12/01/2011

Masque de sang / Lauren Kelly

Avril 2003. Drew Hildebrand a disparu après avoir été kidnappée dans d'étranges conditions. Ceux qui la côtoyaient auront tôt fait de penser cela n'a rien de surprenant. Dans l'univers de l'Art Contemporain, cette galeriste pour le moins emblématique semblait ne rien pouvoir accomplir dans la simplicité. Sans compter que sa dernière exposition en date dédiée au bio-art, si elle avait suscité l'admiration des uns, n'en avait pas moins provoqué la colère des autres pour sa nette tendance à exposer corps humains et foetus selon des mises en scène scabreuses. De là cependant à s'en prendre physiquement à son instigatrice ? De là aussi à enlever aussi sa nièce, à la bourrer de « crystal meth », cette drogue synthétique redoutable, et de l'abandonner ensuite au cœur de la Shale River Mountain ?

Les choses sont-elles seulement aussi simples ?

Les réponses à ces questions, c'est justement Annemarie qui les possède. Un père en prison, une mère en proie à la dépression et à l'alcool, elle n'avait eu d'autre choix que d'aller vivre chez sa tante. Elle en était heureuse d'ailleurs et, malgré les excentricités de cette dernière, comme par exemple de lui faire changer de prénom, elle lui vouait en toutes circonstances une forme d'admiration, de fascination. De son côté, Drew la portait tantôt aux nues, lui accordait une importance au delà du raisonnable, puis feignait l'indifférence, lui témoignait sa déception en lui laissant entendre qu'elle n'était pas à la hauteur de ses attentes.

Tout ceci, c'est Annemarie qui l'apprend au lecteur. Très vite, celui-ci comprend qu'il n'a pas affaire à une enquête classique. A tout bien considérer, il n'y a pas même vraiment d'enquête. Car l'enjeu de ce roman ne se situe pas en premier lieu sur la résolution planant autour de la disparition de Drew mais plutôt sur la complexité des rapports de la tante avec sa nièce. Sur l'art aussi, mais dans une moindre mesure.

On est là loin, très loin des romans policiers tendance, dont j'ai déjà eu l'occasion de parler sur ce blog. Avec un titre pareil et une telle couverture - réussie au demeurant - on aurait été en droit de penser que l'on allait avoir droit à tout un panel de meurtres, ou hémoglobine et autres viscères auraient servis de principaux catalyseur à l'histoire. Ici c'est la tension psychologique qui est maintenue de bout en bout.
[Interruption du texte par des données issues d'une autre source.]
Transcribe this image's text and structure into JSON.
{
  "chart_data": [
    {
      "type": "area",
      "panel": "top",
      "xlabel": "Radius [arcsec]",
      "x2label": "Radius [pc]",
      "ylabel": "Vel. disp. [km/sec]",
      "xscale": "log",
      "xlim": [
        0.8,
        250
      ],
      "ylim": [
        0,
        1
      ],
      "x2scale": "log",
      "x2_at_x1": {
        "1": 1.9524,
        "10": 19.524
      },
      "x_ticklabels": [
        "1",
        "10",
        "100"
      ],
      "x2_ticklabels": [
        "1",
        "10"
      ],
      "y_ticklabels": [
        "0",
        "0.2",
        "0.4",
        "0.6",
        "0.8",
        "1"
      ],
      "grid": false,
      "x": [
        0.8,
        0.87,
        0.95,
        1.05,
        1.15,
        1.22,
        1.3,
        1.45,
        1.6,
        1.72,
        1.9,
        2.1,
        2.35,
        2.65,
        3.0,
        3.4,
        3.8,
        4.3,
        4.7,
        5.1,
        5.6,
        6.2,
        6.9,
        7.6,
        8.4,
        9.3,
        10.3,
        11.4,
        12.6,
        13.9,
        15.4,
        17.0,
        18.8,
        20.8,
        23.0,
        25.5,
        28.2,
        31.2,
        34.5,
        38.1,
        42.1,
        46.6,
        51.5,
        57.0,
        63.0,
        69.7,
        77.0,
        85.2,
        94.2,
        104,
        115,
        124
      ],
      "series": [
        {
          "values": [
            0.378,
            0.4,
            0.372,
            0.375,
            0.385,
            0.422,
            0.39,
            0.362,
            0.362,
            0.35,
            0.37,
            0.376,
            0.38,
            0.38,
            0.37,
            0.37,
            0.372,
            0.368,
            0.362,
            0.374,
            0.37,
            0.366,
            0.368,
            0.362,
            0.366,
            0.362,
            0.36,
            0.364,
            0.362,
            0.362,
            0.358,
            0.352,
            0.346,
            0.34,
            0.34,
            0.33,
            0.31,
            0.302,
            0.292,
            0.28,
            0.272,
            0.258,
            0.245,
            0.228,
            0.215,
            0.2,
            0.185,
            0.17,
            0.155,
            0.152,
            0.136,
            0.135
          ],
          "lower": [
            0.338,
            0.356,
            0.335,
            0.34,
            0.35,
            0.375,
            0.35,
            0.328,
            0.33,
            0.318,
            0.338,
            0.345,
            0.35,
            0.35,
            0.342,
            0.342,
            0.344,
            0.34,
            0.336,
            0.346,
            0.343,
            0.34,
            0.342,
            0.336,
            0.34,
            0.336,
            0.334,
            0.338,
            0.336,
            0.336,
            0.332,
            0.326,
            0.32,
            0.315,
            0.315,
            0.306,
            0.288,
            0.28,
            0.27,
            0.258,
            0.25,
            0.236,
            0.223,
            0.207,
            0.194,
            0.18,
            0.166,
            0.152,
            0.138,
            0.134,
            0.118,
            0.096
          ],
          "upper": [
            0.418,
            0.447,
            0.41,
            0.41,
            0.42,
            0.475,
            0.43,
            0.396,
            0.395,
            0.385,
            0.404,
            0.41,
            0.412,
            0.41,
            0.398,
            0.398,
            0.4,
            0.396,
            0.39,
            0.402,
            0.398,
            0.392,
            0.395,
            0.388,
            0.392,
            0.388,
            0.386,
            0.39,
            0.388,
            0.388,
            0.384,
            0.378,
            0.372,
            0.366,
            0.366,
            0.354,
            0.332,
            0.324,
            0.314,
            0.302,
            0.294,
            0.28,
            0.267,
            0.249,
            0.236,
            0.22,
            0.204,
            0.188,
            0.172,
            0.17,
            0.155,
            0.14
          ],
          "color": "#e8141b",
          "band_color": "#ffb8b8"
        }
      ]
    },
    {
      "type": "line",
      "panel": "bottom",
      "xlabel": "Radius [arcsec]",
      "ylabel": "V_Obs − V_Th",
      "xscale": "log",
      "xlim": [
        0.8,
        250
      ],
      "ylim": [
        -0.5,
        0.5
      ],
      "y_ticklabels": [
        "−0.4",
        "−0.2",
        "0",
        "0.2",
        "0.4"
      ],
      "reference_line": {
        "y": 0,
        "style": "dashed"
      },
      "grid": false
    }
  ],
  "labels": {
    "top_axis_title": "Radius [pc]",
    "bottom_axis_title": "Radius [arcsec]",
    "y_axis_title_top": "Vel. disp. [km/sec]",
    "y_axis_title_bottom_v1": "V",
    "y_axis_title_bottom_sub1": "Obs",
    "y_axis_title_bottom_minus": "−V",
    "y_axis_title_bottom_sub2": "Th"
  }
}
En revenant sur leur relation, Annemarie / Marta tisse méticuleusement la trame du drame en devenir, inocule le malaise à petites doses, le rend palpable à un point tel qu'outre le fait de l'éprouver, on ne peut qu'être admiratif d'une telle maîtrise sur le long terme.

Il faut dire que Lauren Kelly n'en est pas à son coup d'essai. Elle a déjà signé deux autres suspenses, Coeur volé et Emmène-moi Emmène-moi mais elle a aussi au bas chiffre plus de soixante-dix bouquins à son actif, et pas des moindres puisque l'un d'entre eux, Les Chutes, a reçu le prix Femina Etranger en 2005. Vous le savez peut-être déjà ou bien vous l'aurez deviné, Joyce Carol Oates est effectivement derrière ce Masque de Sang. Avec une écriture si glaçante, si fine, et une histoire si diablement efficaces, on ne peut que s'en réjouir.
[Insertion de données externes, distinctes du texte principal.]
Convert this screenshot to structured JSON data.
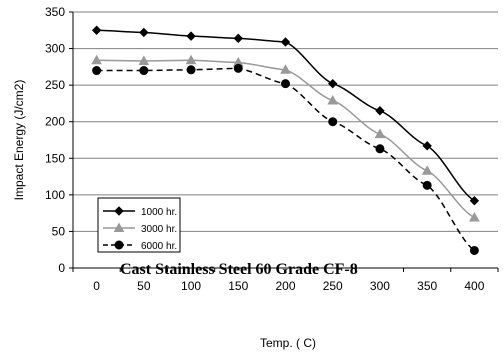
{
  "chart_data": {
    "type": "line",
    "title": "",
    "xlabel": "Temp. ( C)",
    "ylabel": "Impact Energy (J/cm2)",
    "x": [
      0,
      50,
      100,
      150,
      200,
      250,
      300,
      350,
      400
    ],
    "xlim": [
      -25,
      425
    ],
    "ylim": [
      0,
      350
    ],
    "x_ticks": [
      "0",
      "50",
      "100",
      "150",
      "200",
      "250",
      "300",
      "350",
      "400"
    ],
    "y_ticks": [
      "0",
      "50",
      "100",
      "150",
      "200",
      "250",
      "300",
      "350"
    ],
    "grid": "horizontal",
    "legend_position": "bottom-left",
    "annotation": "Cast Stainless Steel 60 Grade  CF-8",
    "series": [
      {
        "name": "1000 hr.",
        "values": [
          325,
          322,
          317,
          314,
          309,
          252,
          215,
          167,
          92
        ],
        "color": "#000000",
        "marker": "diamond",
        "dash": "solid"
      },
      {
        "name": "3000 hr.",
        "values": [
          284,
          283,
          284,
          281,
          271,
          229,
          183,
          133,
          69
        ],
        "color": "#999999",
        "marker": "triangle",
        "dash": "solid"
      },
      {
        "name": "6000 hr.",
        "values": [
          270,
          270,
          271,
          273,
          252,
          200,
          163,
          113,
          24
        ],
        "color": "#000000",
        "marker": "circle",
        "dash": "dashed"
      }
    ]
  }
}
A voir aussi l'avis de Jean-Marc sur son blog.

4 commentaires:

Manu a dit…

Evidemment, celui-ci me tente plus que tout car JCO est une de mes romancières favorites mais je n'ai encore rien lu d'elle sous sa casquette "auteur policier".
Suis-je donc la seule à trouver cette couverture ratée ?

BiblioMan(u) a dit…

@Manu: Tu me diras si tu sens bien sa "griffe". Bah, quand même, elle est pas mal fichue cette couverture, non ? Elle ne laisse pas indifférent en tout cas...

Theoma a dit…

Connais pas mais bien envie d'y remédier !

BiblioMan(u) a dit…

@Theoma: Tu fais bien d'autant que c'est présenté comme un thriller mais qu'on est vraiment sur un autre registre, tout à fait singulier et prenant.